The strongest winds are expected in portions of northern Ireland, southern Scotland, and northern England this afternoon and evening. Damaging wind gusts of up to 75-80 mph are forecast.
The United Kingdom Met Office has already reported gusts that high. It tweeted the following peak gusts recorded: Wales 82 mph, northern Ireland 74 mph, England 66 mph, and Scotland 60 mph. Glasgow and Edinburgh have already observed gusts in the mid-40s but may experience gusts as high as 70 mph later today according to STV.
Forecasters and public officials are warning the high winds may bring down trees and damage structures. And flooding rain is also a possibility, with two to four inches predicted in western Scotland, according to the BBC.
In light of the forecast, Scotland transport minister Keith Brown told STV:
Some strong winds and heavy rain are forecast for Monday and Tuesday, and forecasts suggest travel conditions are likely to be difficult. Robust contingency arrangements are in place so people should not panic but we should be prepared. For example, there is likely to be some disruption to roads, rail and ferry services, so travellers are advised to allow more time for journeys.

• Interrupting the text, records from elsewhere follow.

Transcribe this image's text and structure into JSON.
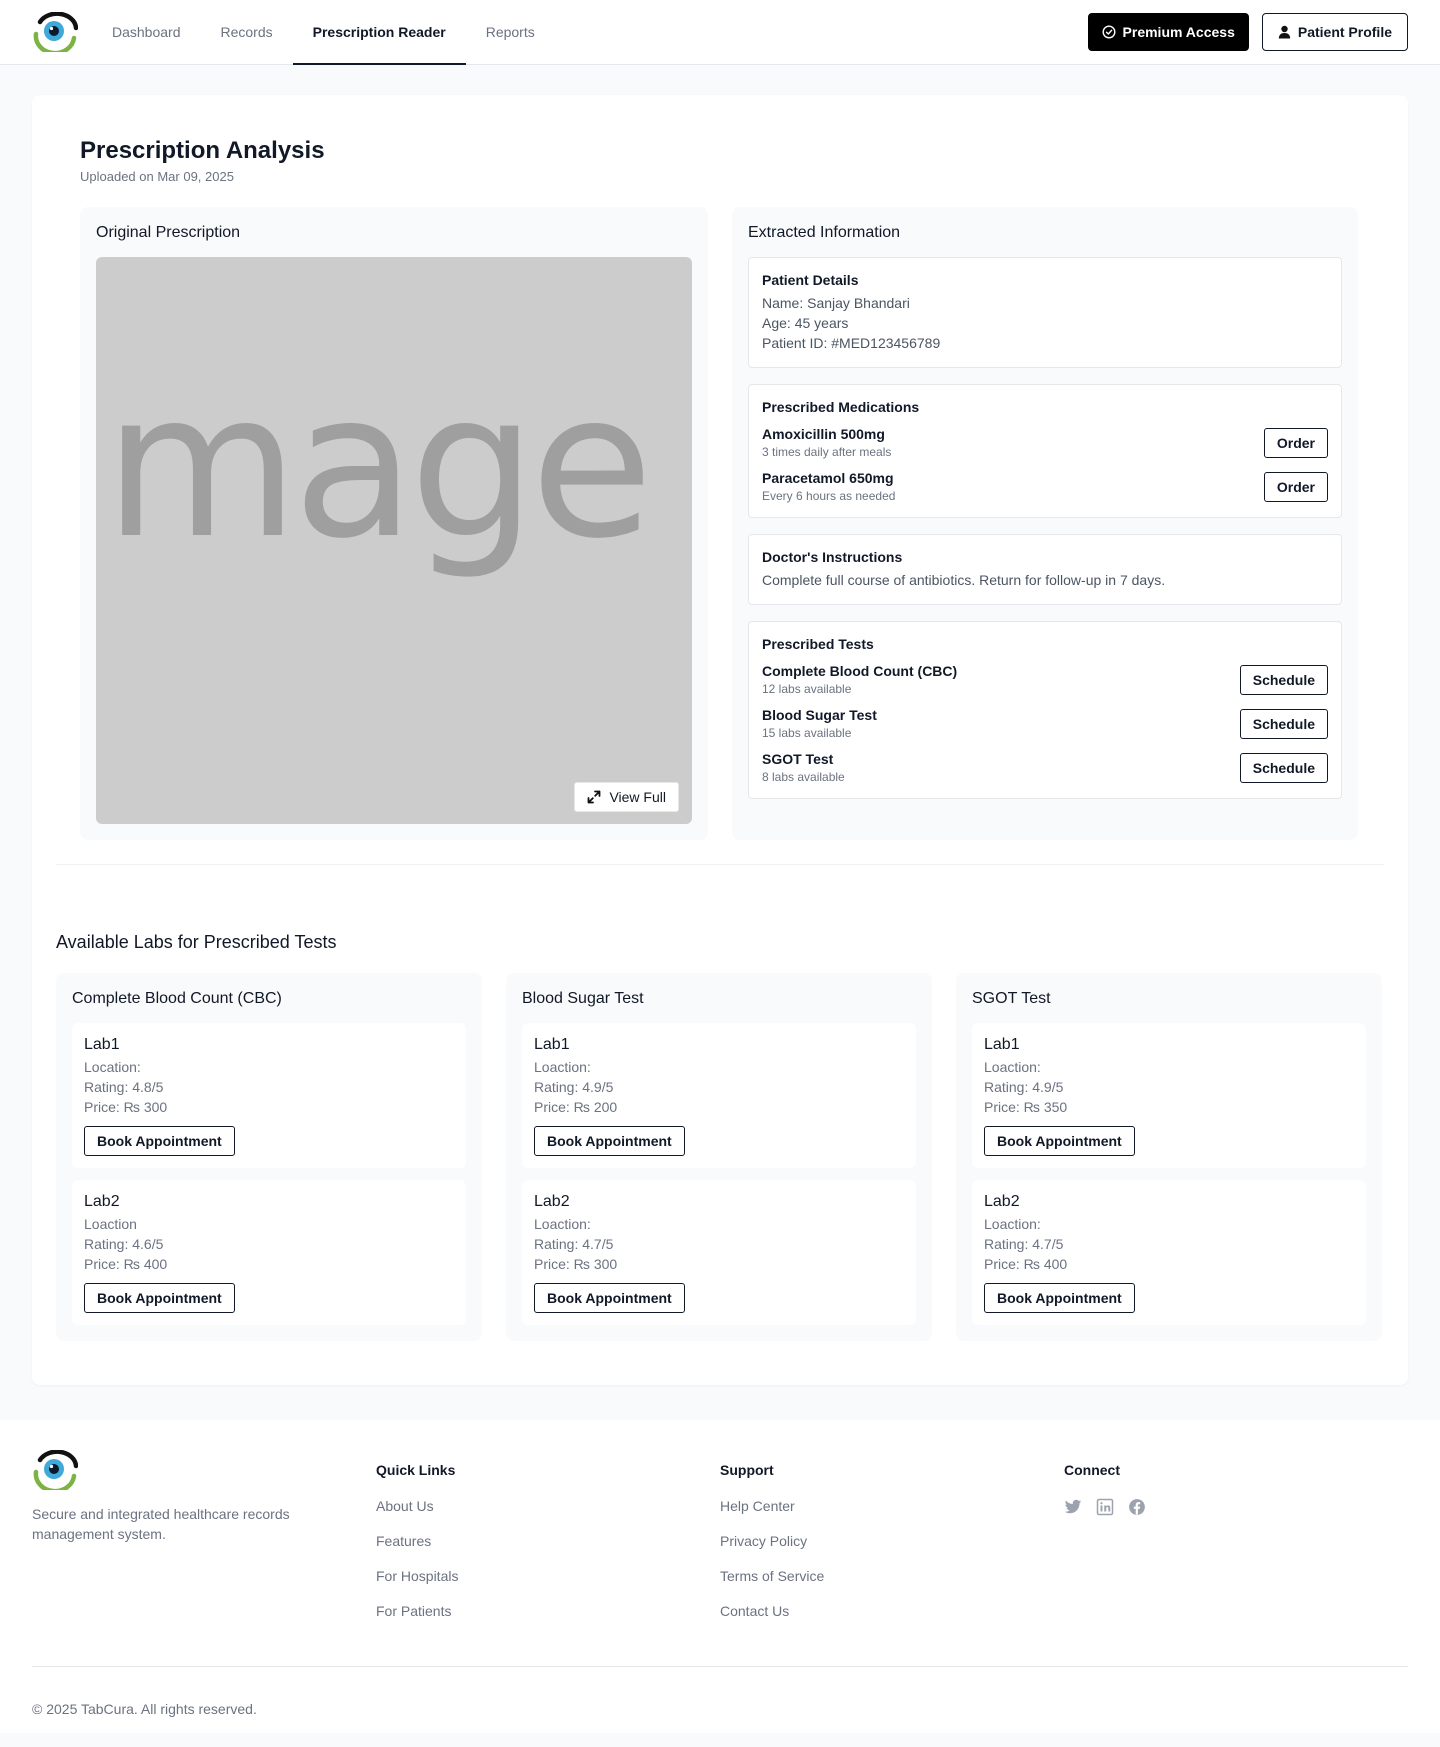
{
  "nav": {
    "items": [
      {
        "label": "Dashboard",
        "active": false
      },
      {
        "label": "Records",
        "active": false
      },
      {
        "label": "Prescription Reader",
        "active": true
      },
      {
        "label": "Reports",
        "active": false
      }
    ],
    "premium_label": "Premium Access",
    "profile_label": "Patient Profile"
  },
  "analysis": {
    "title": "Prescription Analysis",
    "uploaded": "Uploaded on Mar 09, 2025"
  },
  "original": {
    "title": "Original Prescription",
    "placeholder_text": "mage",
    "view_full_label": "View Full"
  },
  "extracted": {
    "title": "Extracted Information",
    "patient": {
      "title": "Patient Details",
      "name": "Name: Sanjay Bhandari",
      "age": "Age: 45 years",
      "id": "Patient ID: #MED123456789"
    },
    "medications": {
      "title": "Prescribed Medications",
      "items": [
        {
          "name": "Amoxicillin 500mg",
          "dose": "3 times daily after meals",
          "action": "Order"
        },
        {
          "name": "Paracetamol 650mg",
          "dose": "Every 6 hours as needed",
          "action": "Order"
        }
      ]
    },
    "instructions": {
      "title": "Doctor's Instructions",
      "text": "Complete full course of antibiotics. Return for follow-up in 7 days."
    },
    "tests": {
      "title": "Prescribed Tests",
      "items": [
        {
          "name": "Complete Blood Count (CBC)",
          "availability": "12 labs available",
          "action": "Schedule"
        },
        {
          "name": "Blood Sugar Test",
          "availability": "15 labs available",
          "action": "Schedule"
        },
        {
          "name": "SGOT Test",
          "availability": "8 labs available",
          "action": "Schedule"
        }
      ]
    }
  },
  "labs": {
    "title": "Available Labs for Prescribed Tests",
    "groups": [
      {
        "test": "Complete Blood Count (CBC)",
        "labs": [
          {
            "name": "Lab1",
            "location": "Location:",
            "rating": "Rating: 4.8/5",
            "price": "Price:  ₨ 300",
            "action": "Book Appointment"
          },
          {
            "name": "Lab2",
            "location": "Loaction",
            "rating": "Rating: 4.6/5",
            "price": "Price: ₨ 400",
            "action": "Book Appointment"
          }
        ]
      },
      {
        "test": "Blood Sugar Test",
        "labs": [
          {
            "name": "Lab1",
            "location": "Loaction:",
            "rating": "Rating: 4.9/5",
            "price": "Price: ₨ 200",
            "action": "Book Appointment"
          },
          {
            "name": "Lab2",
            "location": "Loaction:",
            "rating": "Rating: 4.7/5",
            "price": "Price: ₨ 300",
            "action": "Book Appointment"
          }
        ]
      },
      {
        "test": "SGOT Test",
        "labs": [
          {
            "name": "Lab1",
            "location": "Loaction:",
            "rating": "Rating: 4.9/5",
            "price": "Price: ₨ 350",
            "action": "Book Appointment"
          },
          {
            "name": "Lab2",
            "location": "Loaction:",
            "rating": "Rating: 4.7/5",
            "price": "Price: ₨ 400",
            "action": "Book Appointment"
          }
        ]
      }
    ]
  },
  "footer": {
    "tagline": "Secure and integrated healthcare records management system.",
    "quick_links": {
      "title": "Quick Links",
      "items": [
        "About Us",
        "Features",
        "For Hospitals",
        "For Patients"
      ]
    },
    "support": {
      "title": "Support",
      "items": [
        "Help Center",
        "Privacy Policy",
        "Terms of Service",
        "Contact Us"
      ]
    },
    "connect": {
      "title": "Connect",
      "icons": [
        "twitter-icon",
        "linkedin-icon",
        "facebook-icon"
      ]
    },
    "copyright": "© 2025 TabCura. All rights reserved."
  },
  "colors": {
    "text_primary": "#111827",
    "text_muted": "#6b7280",
    "panel_bg": "#f9fafb",
    "image_placeholder_bg": "#cccccc",
    "logo_green": "#7cb342",
    "logo_blue": "#3fa9d9"
  }
}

The high winds and heavy rain are expected to peak on Monday afternoon and evening, so commuters are advised that if they can leave work earlier that would be a very sensible step to help avoid rush-hour delays. We are all working hard to keep Scotland moving and I urge everyone to allow extra time for travel, avoid unnecessary risks and keep checking websites and local radio for real-time information
See this video overview from the UK Met Office:
UK Met Office overview of the storm and its effects
How common are hurricanes that turn into mid-latitude storms in the UK and northern Europe?

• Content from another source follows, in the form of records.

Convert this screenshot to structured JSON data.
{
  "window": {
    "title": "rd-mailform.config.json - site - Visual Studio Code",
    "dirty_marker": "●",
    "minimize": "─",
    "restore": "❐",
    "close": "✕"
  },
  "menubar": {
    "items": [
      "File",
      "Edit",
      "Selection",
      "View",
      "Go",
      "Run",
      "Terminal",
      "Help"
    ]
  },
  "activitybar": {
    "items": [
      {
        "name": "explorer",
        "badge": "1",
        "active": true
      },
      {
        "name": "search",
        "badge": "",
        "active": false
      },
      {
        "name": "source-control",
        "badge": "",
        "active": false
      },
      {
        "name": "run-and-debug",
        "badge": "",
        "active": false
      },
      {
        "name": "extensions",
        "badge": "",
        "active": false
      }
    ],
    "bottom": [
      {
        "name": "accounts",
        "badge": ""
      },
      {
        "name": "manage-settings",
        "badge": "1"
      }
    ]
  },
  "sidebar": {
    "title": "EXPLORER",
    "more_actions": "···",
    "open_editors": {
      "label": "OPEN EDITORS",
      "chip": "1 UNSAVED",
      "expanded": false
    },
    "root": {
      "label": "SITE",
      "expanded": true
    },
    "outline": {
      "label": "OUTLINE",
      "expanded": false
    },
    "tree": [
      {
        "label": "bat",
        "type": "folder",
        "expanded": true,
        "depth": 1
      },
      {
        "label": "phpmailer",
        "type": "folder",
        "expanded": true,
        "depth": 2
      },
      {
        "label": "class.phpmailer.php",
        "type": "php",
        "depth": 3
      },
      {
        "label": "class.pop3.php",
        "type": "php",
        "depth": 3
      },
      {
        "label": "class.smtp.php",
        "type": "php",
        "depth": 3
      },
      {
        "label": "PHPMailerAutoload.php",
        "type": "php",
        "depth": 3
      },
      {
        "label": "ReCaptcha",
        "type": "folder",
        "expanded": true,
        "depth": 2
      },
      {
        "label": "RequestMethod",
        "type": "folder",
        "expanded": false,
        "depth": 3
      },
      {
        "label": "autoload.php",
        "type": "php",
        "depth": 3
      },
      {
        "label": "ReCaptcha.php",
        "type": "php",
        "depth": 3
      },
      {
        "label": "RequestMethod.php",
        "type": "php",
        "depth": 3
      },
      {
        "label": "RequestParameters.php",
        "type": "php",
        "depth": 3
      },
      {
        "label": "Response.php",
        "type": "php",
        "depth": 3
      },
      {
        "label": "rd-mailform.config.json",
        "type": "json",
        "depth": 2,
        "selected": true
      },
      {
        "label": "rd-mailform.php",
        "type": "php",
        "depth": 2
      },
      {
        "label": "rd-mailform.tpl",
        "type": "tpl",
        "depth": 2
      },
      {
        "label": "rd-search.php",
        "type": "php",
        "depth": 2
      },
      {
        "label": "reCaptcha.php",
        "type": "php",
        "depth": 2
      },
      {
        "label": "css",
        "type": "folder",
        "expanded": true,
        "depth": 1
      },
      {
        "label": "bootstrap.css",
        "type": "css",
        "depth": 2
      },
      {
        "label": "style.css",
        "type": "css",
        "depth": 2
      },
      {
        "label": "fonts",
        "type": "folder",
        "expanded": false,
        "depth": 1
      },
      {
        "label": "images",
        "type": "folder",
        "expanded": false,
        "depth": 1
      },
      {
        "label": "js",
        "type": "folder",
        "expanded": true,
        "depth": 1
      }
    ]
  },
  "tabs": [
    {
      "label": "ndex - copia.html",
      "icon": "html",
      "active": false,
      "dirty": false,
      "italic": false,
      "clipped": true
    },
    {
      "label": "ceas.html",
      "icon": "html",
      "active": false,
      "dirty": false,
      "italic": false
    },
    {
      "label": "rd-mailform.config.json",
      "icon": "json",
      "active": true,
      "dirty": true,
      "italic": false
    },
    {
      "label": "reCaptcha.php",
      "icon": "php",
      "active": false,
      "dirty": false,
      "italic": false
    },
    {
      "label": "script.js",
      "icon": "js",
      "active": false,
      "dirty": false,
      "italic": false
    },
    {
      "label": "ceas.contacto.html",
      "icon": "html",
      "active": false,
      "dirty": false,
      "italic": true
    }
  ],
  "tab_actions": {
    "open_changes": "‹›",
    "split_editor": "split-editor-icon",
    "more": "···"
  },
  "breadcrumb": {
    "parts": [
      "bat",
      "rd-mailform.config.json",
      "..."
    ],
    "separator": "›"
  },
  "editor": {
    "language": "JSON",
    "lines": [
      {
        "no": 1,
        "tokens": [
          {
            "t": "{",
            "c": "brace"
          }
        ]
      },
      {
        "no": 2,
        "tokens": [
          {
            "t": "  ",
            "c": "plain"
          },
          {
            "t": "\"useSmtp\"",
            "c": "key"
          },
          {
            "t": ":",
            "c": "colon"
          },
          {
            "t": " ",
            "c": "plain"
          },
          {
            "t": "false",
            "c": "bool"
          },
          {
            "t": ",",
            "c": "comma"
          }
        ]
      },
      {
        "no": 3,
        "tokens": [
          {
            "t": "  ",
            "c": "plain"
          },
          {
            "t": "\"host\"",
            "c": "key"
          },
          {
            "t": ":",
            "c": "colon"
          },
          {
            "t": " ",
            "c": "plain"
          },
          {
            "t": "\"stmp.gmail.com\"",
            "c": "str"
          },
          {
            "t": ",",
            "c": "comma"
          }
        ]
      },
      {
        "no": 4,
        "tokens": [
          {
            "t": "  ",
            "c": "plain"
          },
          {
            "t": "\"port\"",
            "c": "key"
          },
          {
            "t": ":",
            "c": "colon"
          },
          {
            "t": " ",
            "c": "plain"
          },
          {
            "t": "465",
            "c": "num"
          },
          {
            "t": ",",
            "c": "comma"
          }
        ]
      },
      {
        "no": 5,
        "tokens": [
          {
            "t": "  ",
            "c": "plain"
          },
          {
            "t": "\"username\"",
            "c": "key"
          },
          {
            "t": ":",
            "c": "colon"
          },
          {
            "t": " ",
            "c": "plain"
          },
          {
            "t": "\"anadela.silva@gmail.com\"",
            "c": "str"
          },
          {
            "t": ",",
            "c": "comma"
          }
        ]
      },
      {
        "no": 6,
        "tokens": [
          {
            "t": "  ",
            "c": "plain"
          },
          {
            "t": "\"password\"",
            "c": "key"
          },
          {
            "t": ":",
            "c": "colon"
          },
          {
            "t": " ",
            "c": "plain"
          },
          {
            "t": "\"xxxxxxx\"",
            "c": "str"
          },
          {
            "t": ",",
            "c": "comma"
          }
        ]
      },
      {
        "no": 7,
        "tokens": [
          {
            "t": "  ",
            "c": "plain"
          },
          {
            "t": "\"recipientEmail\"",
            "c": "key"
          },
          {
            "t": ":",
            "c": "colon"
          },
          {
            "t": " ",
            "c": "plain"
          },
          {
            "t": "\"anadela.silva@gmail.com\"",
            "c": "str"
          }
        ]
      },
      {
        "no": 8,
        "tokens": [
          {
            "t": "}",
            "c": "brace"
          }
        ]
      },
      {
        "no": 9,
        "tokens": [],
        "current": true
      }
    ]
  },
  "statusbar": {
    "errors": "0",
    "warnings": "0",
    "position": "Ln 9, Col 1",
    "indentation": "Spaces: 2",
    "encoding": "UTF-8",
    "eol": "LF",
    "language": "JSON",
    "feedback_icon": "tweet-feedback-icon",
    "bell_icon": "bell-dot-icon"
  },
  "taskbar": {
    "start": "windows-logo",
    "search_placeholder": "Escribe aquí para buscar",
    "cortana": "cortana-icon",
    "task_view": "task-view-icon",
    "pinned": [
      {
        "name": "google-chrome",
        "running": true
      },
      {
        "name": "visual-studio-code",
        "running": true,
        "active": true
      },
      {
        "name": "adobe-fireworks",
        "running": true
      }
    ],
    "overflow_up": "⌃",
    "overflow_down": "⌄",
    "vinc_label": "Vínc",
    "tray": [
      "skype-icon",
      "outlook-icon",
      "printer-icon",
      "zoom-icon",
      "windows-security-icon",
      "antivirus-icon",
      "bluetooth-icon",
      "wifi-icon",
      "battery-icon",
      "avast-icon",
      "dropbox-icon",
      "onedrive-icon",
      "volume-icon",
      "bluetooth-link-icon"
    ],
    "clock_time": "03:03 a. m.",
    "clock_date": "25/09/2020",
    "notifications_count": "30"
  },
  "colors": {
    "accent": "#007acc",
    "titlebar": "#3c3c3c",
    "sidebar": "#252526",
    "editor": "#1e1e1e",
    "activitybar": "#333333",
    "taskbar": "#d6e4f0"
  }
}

It’s actually fairly common for Atlantic hurricanes to transition to large mid-to-northern latitude storms that swipe the United Kingdom and northern Europe.
Wunderground meteorologist Jeff Masters posted a nice discussion about this and noted the following:
Hurricanes that transition to powerful extratropical storms hit the British Isles several times per decade, on average.
As reported by UK Met Office forecaster John Hammond in a post on the BBC 23 degrees blog, Britain has been affected at least eight times in the past twenty years by extratropical storms that were once tropical storms or hurricanes.
Katia may not be the last hurricane-turned-extratropical-cyclone to smack northern Europe this year. There is some concern that tropical storm Maria, currently 175 miles north-northwest of San Juan, Puerto Rico, may impact the region in about a week. That storm is predicted to take a sharp north turn soon and will not strike the U.S. coast.